Le talent n’attend pas le nombre des années.
Mouais…
Voici venu ici un groupe composé d’une bande de gamins dont le plus vieux lors de l’enregistrement n’avait alors que 16 ans.
Steve Vai, également producteur, a recruté lui même les différents membres. Il avait rencontré Thomas Mac Rocklin, le guitariste, aux
Monsters of Rock de Donnington en 88. Deux ans plus tard, il le fit apparaitre dans son clip de « The audience is listening » pour jouer Steve jeune – vous suivez ? -
Tiens, pour ceux qui comme moi ont maté ce clip un nombre incalculable de fois, juste une petite anecdote.
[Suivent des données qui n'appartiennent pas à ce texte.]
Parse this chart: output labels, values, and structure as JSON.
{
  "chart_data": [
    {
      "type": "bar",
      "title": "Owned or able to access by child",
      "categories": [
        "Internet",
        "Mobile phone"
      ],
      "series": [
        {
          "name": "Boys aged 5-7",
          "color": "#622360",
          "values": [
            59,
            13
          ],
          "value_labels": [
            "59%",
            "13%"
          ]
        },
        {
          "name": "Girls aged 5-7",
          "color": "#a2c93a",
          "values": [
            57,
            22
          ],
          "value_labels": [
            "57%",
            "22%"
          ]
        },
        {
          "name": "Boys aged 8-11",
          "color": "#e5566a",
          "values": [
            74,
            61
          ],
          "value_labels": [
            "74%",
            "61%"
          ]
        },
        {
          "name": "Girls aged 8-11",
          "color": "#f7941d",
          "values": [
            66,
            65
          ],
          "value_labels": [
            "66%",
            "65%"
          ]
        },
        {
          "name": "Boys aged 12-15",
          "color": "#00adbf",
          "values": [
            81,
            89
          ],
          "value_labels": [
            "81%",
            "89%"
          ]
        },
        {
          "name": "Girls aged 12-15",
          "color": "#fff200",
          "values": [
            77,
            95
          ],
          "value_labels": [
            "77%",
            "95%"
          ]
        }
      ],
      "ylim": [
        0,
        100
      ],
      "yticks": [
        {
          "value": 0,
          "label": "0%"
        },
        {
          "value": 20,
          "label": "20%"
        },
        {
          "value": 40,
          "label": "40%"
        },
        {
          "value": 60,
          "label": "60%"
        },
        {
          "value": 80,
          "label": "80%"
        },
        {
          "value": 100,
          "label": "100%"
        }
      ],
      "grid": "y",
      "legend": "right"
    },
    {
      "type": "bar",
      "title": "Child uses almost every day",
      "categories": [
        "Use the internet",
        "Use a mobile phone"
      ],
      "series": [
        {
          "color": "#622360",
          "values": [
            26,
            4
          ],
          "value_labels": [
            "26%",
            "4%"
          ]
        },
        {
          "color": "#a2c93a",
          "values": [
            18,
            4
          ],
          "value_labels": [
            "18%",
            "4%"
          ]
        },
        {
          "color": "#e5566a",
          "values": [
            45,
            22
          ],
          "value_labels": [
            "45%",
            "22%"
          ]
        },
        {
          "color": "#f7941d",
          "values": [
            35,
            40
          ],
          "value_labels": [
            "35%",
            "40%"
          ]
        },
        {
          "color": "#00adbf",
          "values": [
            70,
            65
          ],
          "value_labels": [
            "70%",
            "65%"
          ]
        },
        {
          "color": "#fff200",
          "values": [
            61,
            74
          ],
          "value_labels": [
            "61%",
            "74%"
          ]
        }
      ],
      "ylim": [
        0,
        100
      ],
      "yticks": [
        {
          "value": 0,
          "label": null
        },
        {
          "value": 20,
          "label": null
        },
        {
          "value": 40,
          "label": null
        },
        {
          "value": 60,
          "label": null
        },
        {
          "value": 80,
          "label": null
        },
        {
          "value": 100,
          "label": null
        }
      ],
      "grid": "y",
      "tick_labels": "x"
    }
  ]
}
Thomas ne savait pas du tout qu’une explosion allait se produire pendant qu’il jouait. Il a eu une grosse trouille. C’est furtif mais vous pouvez voir sa drôle de tête à 2’15, il a clairement pas compris ce qui se passait. Coquin Steve !
J’ai été curieux de découvrir ce disque pour entendre la reprise du « Nineteen » de Lynott à laquelle ces chenapans ont osé s’attaquer. Elle est pas mal, très proche (trop ?) de l’originale, la magie de la voix de Phil’ en moins. Dommage d’ailleurs que la voix du chanteur Danny Cooksey fasse si juvénile sur tout le skeud.
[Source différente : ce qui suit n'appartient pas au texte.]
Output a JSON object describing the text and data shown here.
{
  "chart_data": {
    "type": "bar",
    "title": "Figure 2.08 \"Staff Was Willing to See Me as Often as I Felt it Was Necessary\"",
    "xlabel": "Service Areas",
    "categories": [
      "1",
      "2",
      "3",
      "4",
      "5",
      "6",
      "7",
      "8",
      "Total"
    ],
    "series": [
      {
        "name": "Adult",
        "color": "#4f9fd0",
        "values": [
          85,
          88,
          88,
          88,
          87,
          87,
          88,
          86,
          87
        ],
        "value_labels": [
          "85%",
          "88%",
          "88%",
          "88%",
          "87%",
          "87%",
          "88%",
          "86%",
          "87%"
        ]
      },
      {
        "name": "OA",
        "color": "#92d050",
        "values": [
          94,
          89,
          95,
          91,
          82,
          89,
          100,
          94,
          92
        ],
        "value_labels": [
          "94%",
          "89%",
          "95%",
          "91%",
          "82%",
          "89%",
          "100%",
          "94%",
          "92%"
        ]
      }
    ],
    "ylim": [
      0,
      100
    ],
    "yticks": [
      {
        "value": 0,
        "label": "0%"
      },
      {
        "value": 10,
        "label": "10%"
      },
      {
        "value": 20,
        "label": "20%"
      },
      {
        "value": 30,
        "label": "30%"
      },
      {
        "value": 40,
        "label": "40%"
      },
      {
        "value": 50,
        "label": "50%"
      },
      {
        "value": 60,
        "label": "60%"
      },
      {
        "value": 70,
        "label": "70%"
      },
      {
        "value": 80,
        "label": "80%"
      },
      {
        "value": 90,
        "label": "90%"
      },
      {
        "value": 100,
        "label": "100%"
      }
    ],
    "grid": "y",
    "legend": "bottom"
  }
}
Je retrouve pas mal d’autres groupes dans la zique de
Bad4Good, du
Skid Row (« Curious intentions ») et du
Twisted Sister («
Terminate ») notamment.
J’ai vraiment bien aimé « Mother of love », « Rockin my body » et le un-peu-fusion «
Felony », carrément intéressant. Je me suis en revanche légèrement ennuyé sur beaucoup d'autres titres («
Devil in the angel », «
Slow and beautiful », « Nothin great about a heartache », « We’re gonna fight », « Banging time again », « I wan’t everything » ou l’instru « Tyre kickin » qui a au moins le mérite de mettre en lumière le niveau de malade du guitariste et du batteur).
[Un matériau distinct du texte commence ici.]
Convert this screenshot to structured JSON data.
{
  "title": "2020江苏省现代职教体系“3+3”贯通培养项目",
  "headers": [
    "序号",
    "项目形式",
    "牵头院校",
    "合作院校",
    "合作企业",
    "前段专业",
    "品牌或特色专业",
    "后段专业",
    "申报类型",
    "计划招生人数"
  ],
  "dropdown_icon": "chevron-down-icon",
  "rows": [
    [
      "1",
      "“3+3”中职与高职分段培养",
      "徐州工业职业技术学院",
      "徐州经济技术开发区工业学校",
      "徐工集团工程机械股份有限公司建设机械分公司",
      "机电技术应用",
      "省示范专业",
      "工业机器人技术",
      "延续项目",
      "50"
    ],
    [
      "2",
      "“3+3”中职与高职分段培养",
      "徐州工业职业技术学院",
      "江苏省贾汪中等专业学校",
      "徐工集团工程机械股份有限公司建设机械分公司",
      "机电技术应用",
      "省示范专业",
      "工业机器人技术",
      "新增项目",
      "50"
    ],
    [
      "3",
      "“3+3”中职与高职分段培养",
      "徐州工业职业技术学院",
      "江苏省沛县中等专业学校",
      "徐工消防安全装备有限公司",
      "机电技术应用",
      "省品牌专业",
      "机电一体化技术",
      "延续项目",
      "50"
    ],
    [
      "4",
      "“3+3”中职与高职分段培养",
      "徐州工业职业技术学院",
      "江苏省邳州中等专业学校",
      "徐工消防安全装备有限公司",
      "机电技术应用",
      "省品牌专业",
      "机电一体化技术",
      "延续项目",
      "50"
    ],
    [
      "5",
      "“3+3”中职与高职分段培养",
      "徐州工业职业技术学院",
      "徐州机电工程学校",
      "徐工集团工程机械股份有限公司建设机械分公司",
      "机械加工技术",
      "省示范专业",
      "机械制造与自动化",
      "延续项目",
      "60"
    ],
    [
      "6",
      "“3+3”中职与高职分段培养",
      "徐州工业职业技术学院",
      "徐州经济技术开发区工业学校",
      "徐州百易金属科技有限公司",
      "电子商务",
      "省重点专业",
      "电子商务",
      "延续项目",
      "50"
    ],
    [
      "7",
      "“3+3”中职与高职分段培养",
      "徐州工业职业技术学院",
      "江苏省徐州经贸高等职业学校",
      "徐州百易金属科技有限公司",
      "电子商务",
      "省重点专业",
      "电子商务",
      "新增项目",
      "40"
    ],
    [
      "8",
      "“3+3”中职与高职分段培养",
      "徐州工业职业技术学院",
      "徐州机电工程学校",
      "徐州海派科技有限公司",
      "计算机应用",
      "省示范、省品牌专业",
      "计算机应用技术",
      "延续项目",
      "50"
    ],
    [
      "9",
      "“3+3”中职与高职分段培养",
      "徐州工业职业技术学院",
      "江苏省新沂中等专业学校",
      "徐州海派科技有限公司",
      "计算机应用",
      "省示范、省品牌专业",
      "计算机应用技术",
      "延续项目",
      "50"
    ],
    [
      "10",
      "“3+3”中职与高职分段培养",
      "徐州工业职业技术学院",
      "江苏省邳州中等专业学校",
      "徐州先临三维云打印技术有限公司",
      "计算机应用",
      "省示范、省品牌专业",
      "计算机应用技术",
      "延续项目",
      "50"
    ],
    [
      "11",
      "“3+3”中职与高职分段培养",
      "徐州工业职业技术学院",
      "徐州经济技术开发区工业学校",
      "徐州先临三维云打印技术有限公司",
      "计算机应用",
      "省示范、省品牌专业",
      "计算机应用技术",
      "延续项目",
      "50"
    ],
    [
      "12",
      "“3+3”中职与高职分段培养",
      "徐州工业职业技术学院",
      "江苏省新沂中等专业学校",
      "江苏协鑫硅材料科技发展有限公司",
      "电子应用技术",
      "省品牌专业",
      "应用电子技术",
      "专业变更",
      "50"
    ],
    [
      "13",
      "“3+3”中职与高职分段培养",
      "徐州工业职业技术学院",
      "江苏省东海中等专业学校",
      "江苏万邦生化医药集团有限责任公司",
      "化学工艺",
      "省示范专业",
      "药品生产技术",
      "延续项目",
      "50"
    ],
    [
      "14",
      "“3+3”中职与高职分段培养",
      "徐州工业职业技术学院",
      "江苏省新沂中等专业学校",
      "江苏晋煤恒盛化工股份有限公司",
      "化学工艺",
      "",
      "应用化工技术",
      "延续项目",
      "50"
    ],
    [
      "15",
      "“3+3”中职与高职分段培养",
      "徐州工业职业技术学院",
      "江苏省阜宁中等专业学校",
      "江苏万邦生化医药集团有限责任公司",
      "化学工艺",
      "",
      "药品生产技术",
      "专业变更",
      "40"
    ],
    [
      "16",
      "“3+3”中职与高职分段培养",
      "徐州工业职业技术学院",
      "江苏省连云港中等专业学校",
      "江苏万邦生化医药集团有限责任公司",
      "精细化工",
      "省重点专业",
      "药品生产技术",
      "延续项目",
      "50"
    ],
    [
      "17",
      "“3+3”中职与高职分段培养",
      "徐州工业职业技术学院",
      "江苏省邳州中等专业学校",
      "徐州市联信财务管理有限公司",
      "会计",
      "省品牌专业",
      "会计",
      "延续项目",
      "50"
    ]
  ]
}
Bilan des courses, rien de vraiment génial pour moi sur ce disque, le talent de Mac Rocklin excepté.
Et si vous vous demandez, comme je l’ai fait, ce qu’est devenu Thomas, quelques clics sur le net m’ont amené sur son bandcamp. C’est bien zarbi. Rien de surprenant de la part d’un artiste qui déclare aujourd’hui dans les interviews ne s’intéresser qu’à l’électronique, au hip hop instrumental ( ?) et au rave beat (?). Ecoutez plutôt « Clear skies », plus dans notre univers. Il touche toujours sa bille.